Forest City-New East Baltimore Partnership, the park's developer, said Tuesday that Cangen Biotechnologies will occupy 12,300 square feet in the building at 855 N. Wolfe St. Cangen will join the Johns Hopkins Institute for Basic Biomedical Sciences and the Howard Hughes Medical Institute in the 278,000-square-foot building, the first of five facilities planned for the Science + Technology Park at Johns Hopkins and set to open next spring.
Scott Levitan, senior vice president and director of development for the life sciences park, said in a statement the deal with Cangen builds on the development's objectives: Attracting promising biotech companies interested in utilizing the medical resources at Johns Hopkins, and at the same time transforming a blighted residential community with new housing and job opportunities.

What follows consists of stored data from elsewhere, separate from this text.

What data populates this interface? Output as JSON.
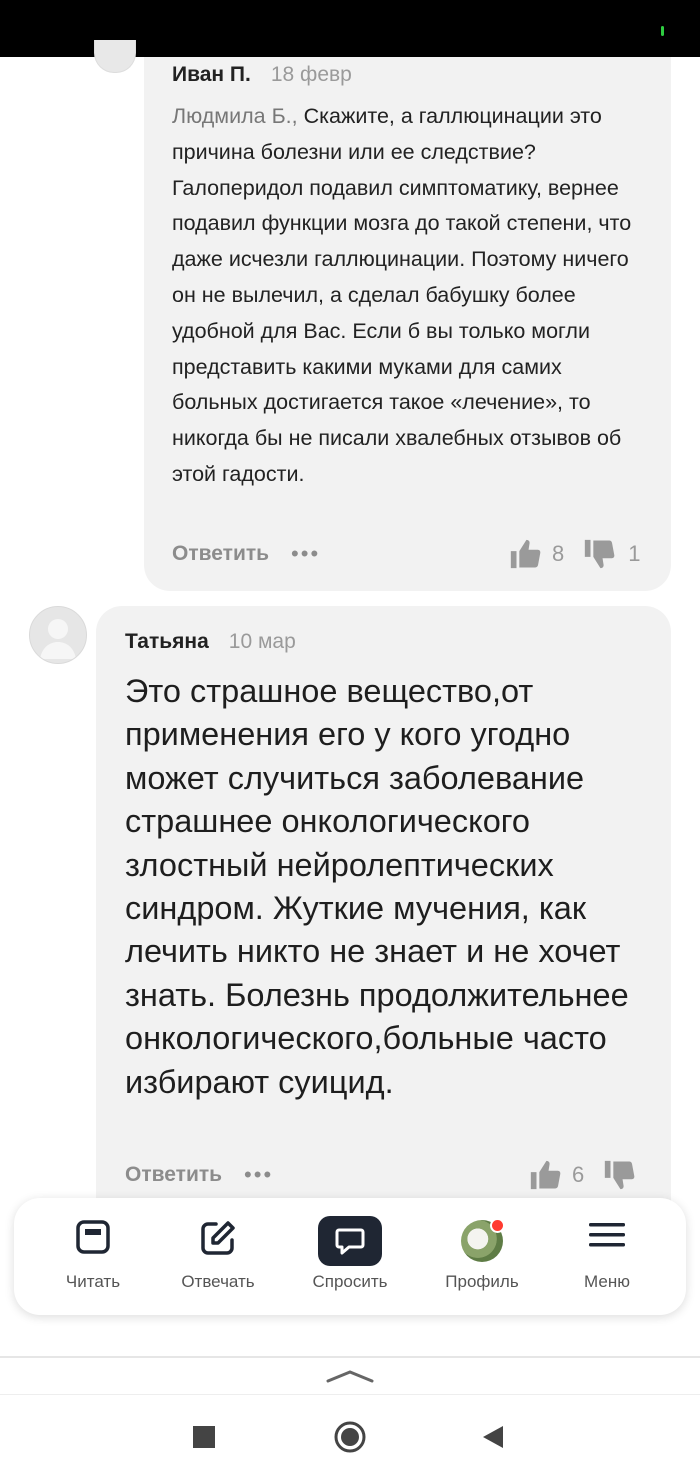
{
  "comment1": {
    "author": "Иван П.",
    "date": "18 февр",
    "mention": "Людмила Б.,",
    "text": " Скажите, а галлюцинации это причина болезни или ее следствие? Галоперидол подавил симптоматику, вернее подавил функции мозга до такой степени, что даже исчезли галлюцинации. Поэтому ничего он не вылечил, а сделал бабушку более удобной для Вас. Если б вы только могли представить какими муками для самих больных достигается такое «лечение», то никогда бы не писали хвалебных отзывов об этой гадости.",
    "reply_label": "Ответить",
    "more_label": "•••",
    "likes": "8",
    "dislikes": "1"
  },
  "comment2": {
    "author": "Татьяна",
    "date": "10 мар",
    "text": "Это страшное вещество,от применения его у кого угодно может случиться заболевание страшнее онкологического злостный нейролептических синдром. Жуткие мучения, как лечить никто не знает и не хочет знать. Болезнь продолжительнее онкологического,больные часто избирают суицид.",
    "reply_label": "Ответить",
    "more_label": "•••",
    "likes": "6"
  },
  "tabbar": {
    "items": [
      {
        "label": "Читать",
        "icon": "read-icon"
      },
      {
        "label": "Отвечать",
        "icon": "edit-icon"
      },
      {
        "label": "Спросить",
        "icon": "chat-icon"
      },
      {
        "label": "Профиль",
        "icon": "avatar"
      },
      {
        "label": "Меню",
        "icon": "menu-icon"
      }
    ]
  },
  "colors": {
    "card_bg": "#f2f2f2",
    "ask_button": "#1f2633",
    "notification": "#ff3b30"
  }
}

"We are excited to be expanding our presence in East Baltimore," Lawrence Agulnick, COO of Cangen Biotechnologies, said in a statement. "I believe that close proximity to the academic and research resources of Hopkins will be of critical benefit to Cangen as we continue to commercialize diagnostic technologies developed at Hopkins."
Cangen was launched in 2000 by a Hopkins researcher to develop cancer diagnostic tests. Dr. Chulso Moon, a company founder, is a professor in the Department of Oncology, Otolaryngology, Head and Neck Surgery at the Johns Hopkins University School of Medicine.